Pasó la que hacía un rato iba a ser su última noche, en vela, anhelante ante el futuro que se le avecinaba. Al oír los primeros cantos de los gallos se puso en pie, se tomó el amargo brebaje que el Inferus le había dado y se vistió para volver al trabajo. Tal y como le había dicho, el brebaje hizo efecto enseguida y Güido dejó de sentir el dolor de su espalda.

Se presentó en la casa junto al resto de esclavos que servían en ella. Todos en posición de firmes para que el capataz Jonah pudiera asegurarse de que estaban los ocho. Sus compañeros le miraron con una mezcla de curiosidad y pena, pero ninguno se dirigió a él. Güido se fijó en la aniria que había sustituido a su madre. Se llamaba Naría y recordó que a Cazi le caía bien.

El capataz Jonah hizo su aparición junto a dos guardias. Güido conocía a Mac, pero la cara del otro le era desconocida. Seguramente se trataba de una nueva incorporación para sustituir a los guardias que habían perdido.

—Vaya, vaya, vaya —dijo Jonah cuadrándose frente a Güido—. Mira a quién tenemos aquí, Mac.

Jonah parecía feliz de ver allí a Güido, casi henchido de orgullo.

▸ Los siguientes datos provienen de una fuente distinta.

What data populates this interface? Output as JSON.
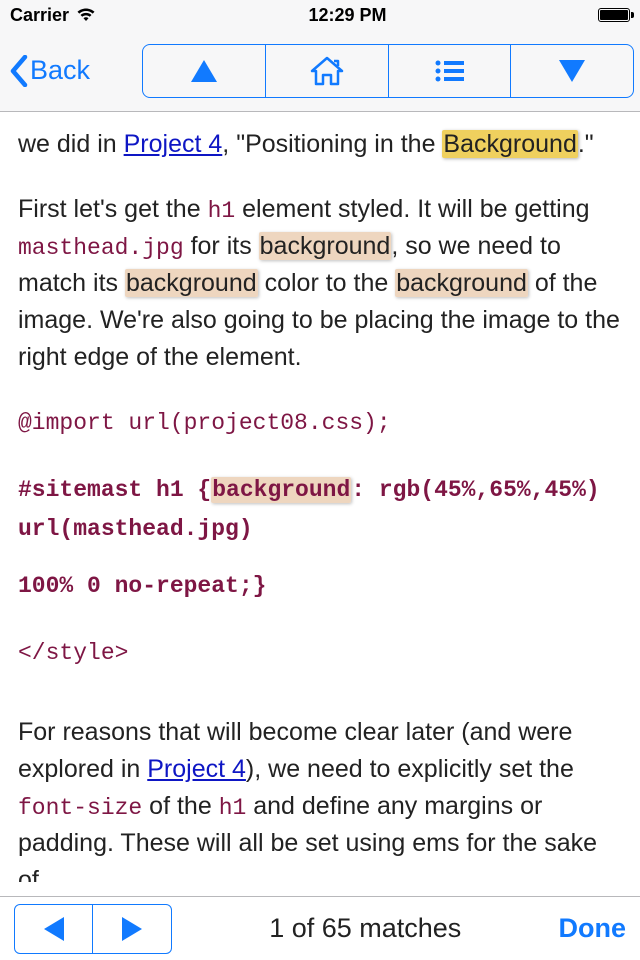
{
  "status": {
    "carrier": "Carrier",
    "time": "12:29 PM"
  },
  "nav": {
    "back": "Back"
  },
  "body": {
    "p1_a": "we did in ",
    "p1_link1": "Project 4",
    "p1_b": ", \"Positioning in the ",
    "p1_hl1": "Background",
    "p1_c": ".\"",
    "p2_a": "First let's get the ",
    "p2_code1": "h1",
    "p2_b": " element styled. It will be getting ",
    "p2_code2": "masthead.jpg",
    "p2_c": " for its ",
    "p2_hl1": "background",
    "p2_d": ", so we need to match its ",
    "p2_hl2": "background",
    "p2_e": " color to the ",
    "p2_hl3": "background",
    "p2_f": " of the image. We're also going to be placing the image to the right edge of the element.",
    "cb_l1": "@import url(project08.css);",
    "cb_l2a": "#sitemast h1 {",
    "cb_l2hl": "background",
    "cb_l2b": ":  rgb(45%,65%,45%) url(masthead.jpg)",
    "cb_l3": "   100% 0 no-repeat;}",
    "cb_l4": "</style>",
    "p3_a": "For reasons that will become clear later (and were explored in ",
    "p3_link1": "Project 4",
    "p3_b": "), we need to explicitly set the ",
    "p3_code1": "font-size",
    "p3_c": " of the ",
    "p3_code2": "h1",
    "p3_d": " and define any margins or padding. These will all be set using ems for the sake of"
  },
  "find": {
    "count": "1 of 65 matches",
    "done": "Done"
  }
}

—¡Venga hombre! —exclamó Mac—. ¿Pero qué haces aquí, muchacho? —le preguntó a Güido.

Güido permaneció en silencio.

—Mi compañero te ha hecho una pregunta, cegato.

—He venido a trabajar —susurró Güido.

—¿Cómo dices? ¡Habla más alto, maldita sea!

—He venido a trabajar —insistió.

El capataz se echó a reír, apoyando su mano sobre el hombro de Güido.

—Bien dicho, anno —dijo—. Mac, ya sabes, eran siete cobres.

Mac se acercó a Güido.

—¿Qué diablos te pasa a ti, anirio asqueroso? ¡Estabas convencido de lo que querías! ¿Te has cagado de miedo? ¿No recuerdas a tu madre? ¡Eres patético!

—Patético o no, aquí está, Mac —señaló el capataz—. Suelta las piezas y acabemos.

Mac estrujó la cara y escupió al suelo. Buscó el dinero y se lo puso en la mano al capataz. Luego se giró hacia Güido y le apuntó con un dedo.

—Tú, cobarde, acabas de costarme siete malditos cobres. Será mejor que de ahora en adelante te portes bien, porque si no… —Mac le apoyó el dedo sobre el pecho y le dio un par de golpes en él—… me comeré tu corazón.